(501) Maleducazione

Oggi, per la prima volta in vita mia, ho risposto a tono. Non ci ho messo neppure un secondo in esitazione, ho risposto mantenendo la mia posizione e facendo indietreggiare la maleducata senza a mia volta esserlo, maleducata intendo.

Per chi mi conosce davvero, questo exploit potrebbe essere uno shock.

Io sono quella che all’arroganza contrappone il distacco, alla prepotenza risponde con la gentilezza e alla maleducazione riserva una battuta ironica. Funzionano tutte, direi anche sempre, puntualmente, ma oggi ho cambiato tattica. Ho risposto come Dio comanda: affermando la mia persona e pretendendo il minimo rispetto sindacale. Rispetto come persona e come professionista. Non te lo chiedo, me lo prendo il tuo rispetto mettendoti al tuo posto.  Io non entro nel tuo spazio e tu non entri nel mio spazio – diceva Johnny a Baby mentre le insegnava a ballare il mambo. Il mambo così funziona, così dev’essere ballato. Amen.

Ho rimurginato tutto il giorno sul motivo scatenante del mio colpo di scena – reazionario, direi – e forse il punto è che questa persona non mi conosceva e io non conoscevo lei, non ci potevamo guardare in faccia (era una telefonata) e oggettivamente parlando il suo sbottare malamente a prescindere da chi ci fosse dall’altra parte del telefono è stato idiota. Non mi sono offesa, mi sono incazzata. Non mi sono infastidita, mi sono incazzata. Non mi sono sentita spiazzata, mi sono incazzata. Quel sacrosanto “adesso basta!” che ti fa alzare la testa, abbassare la voce portandola tutta alla gola per snocciolare le tue argomentazioni lucidamene senza perdere una battuta, senza farti interrompere finché non hai finito. 

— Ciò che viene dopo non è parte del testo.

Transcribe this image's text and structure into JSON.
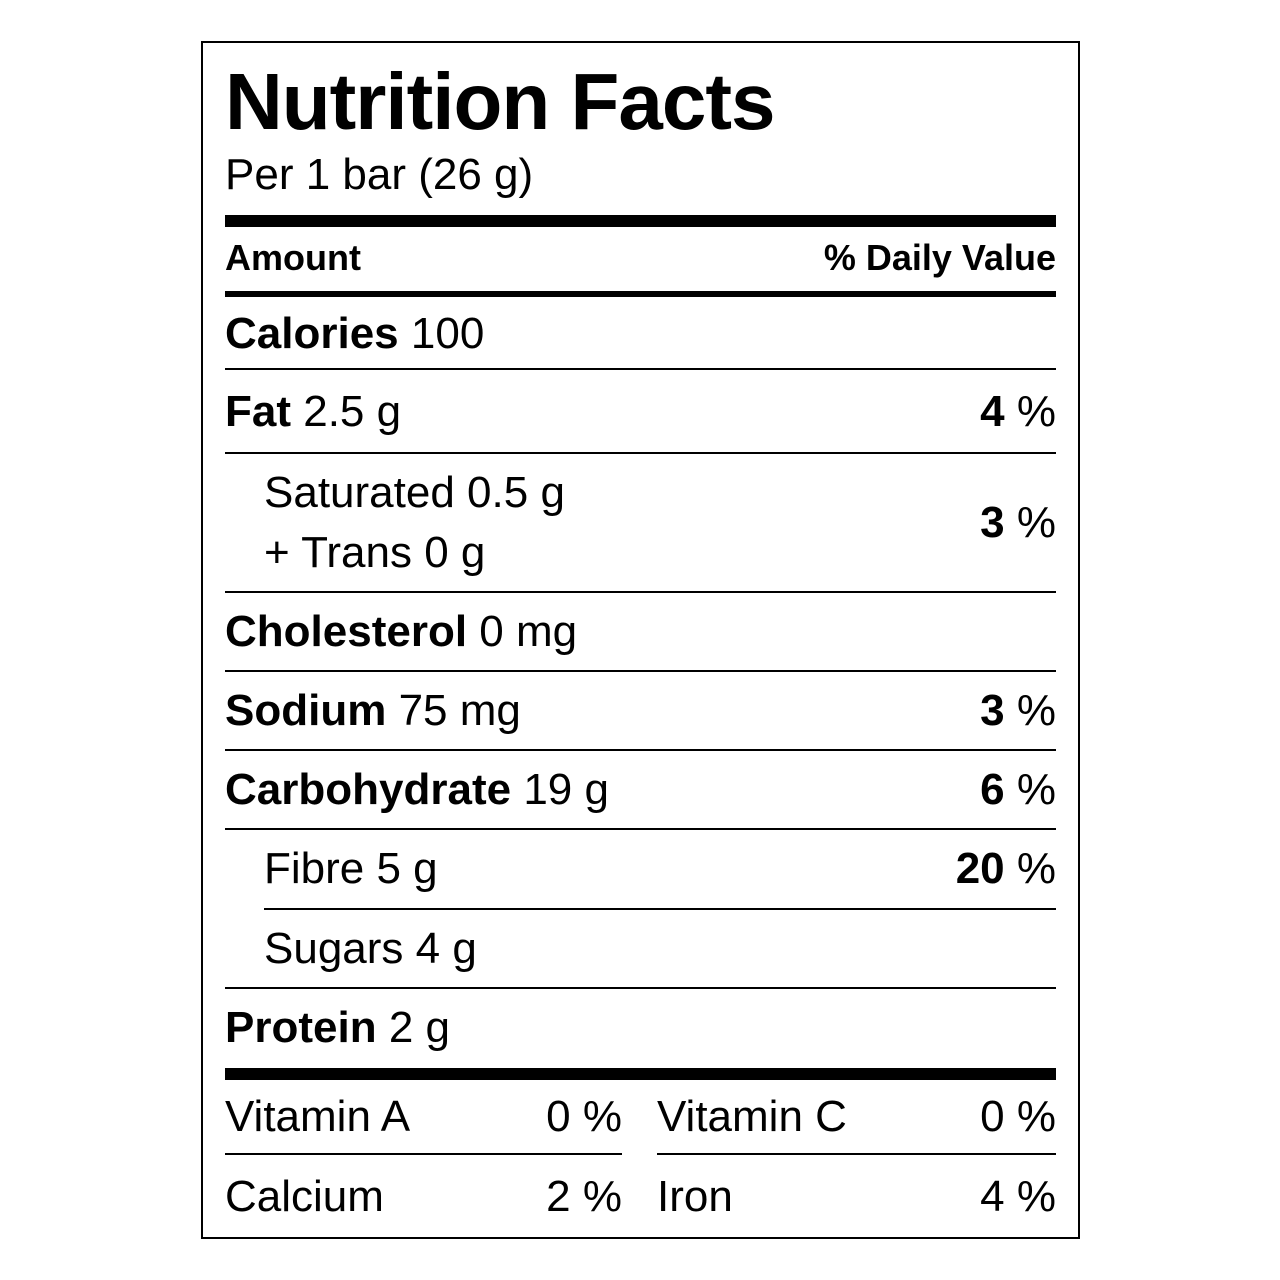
{
  "title": "Nutrition Facts",
  "serving": "Per 1 bar (26 g)",
  "header": {
    "amount": "Amount",
    "daily_value": "% Daily Value"
  },
  "rows": [
    {
      "name": "Calories",
      "amount": "100",
      "dv": "",
      "unit": ""
    },
    {
      "name": "Fat",
      "amount": "2.5 g",
      "dv": "4",
      "unit": "%"
    },
    {
      "name": "Saturated",
      "amount": "0.5 g",
      "line2": "+ Trans 0 g",
      "dv": "3",
      "unit": "%"
    },
    {
      "name": "Cholesterol",
      "amount": "0 mg",
      "dv": "",
      "unit": ""
    },
    {
      "name": "Sodium",
      "amount": "75 mg",
      "dv": "3",
      "unit": "%"
    },
    {
      "name": "Carbohydrate",
      "amount": "19 g",
      "dv": "6",
      "unit": "%"
    },
    {
      "name": "Fibre",
      "amount": "5 g",
      "dv": "20",
      "unit": "%"
    },
    {
      "name": "Sugars",
      "amount": "4 g",
      "dv": "",
      "unit": ""
    },
    {
      "name": "Protein",
      "amount": "2 g",
      "dv": "",
      "unit": ""
    }
  ],
  "vitamins": [
    {
      "name": "Vitamin A",
      "value": "0 %"
    },
    {
      "name": "Vitamin C",
      "value": "0 %"
    },
    {
      "name": "Calcium",
      "value": "2 %"
    },
    {
      "name": "Iron",
      "value": "4 %"
    }
  ]
}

Posso fare anche questo. Brava, Babs!

Cosa non farei mai, però, è armarmi di una pistola e sparare random a tutti i maleducati che trovo per strada. Perché non lo faccio? Perché questa cosa non posso farla? No, la potrei fare se lo volessi. Il punto è che non mi viene neppure in mente di poterlo fare. Non lo voglio fare. Non è la follia omicida che guida la mia reazione. Non è l’odio razziale, il pregiudizio, la vigliaccheria d’anima, il pensiero grezzo, la bile sovraesposta, non è questo che io alimento con il mio vivere. Tutta quella robaccia non mi appartiene, non ho imparato questo dalla vita. E non giustifico chi decide di farlo, e non evito di dargli il nome che si è guadagnato nel farlo, e non avvallo quel crimine e condanno strenuamente le invisibili firme che lo supportano.

Noi possiamo prendere una posizione, affermare la nostra presenza, dichiarare la nostra intenzione a non essere prevaricati, agire in modo da meritare e quindi – di conseguenza – pretendere il rispetto dagli altri quando viene a mancare ingiustamente. Possiamo farlo controllando le nostre paure, gestendo meglio la nostra emotività, monitorando i nostri sentimenti, respirando profondamente quando la fatica ci espone e ci rende vulnerabili. Tutto questo e molto altro possiamo fare.

Non possiamo superare il limite, però, perché soltanto un millimetro al di là della linea non c’è ragione che tenga, diventiamo noi quelli da condannare. Anzi, siamo noi quelli già condannati.  E senza appello.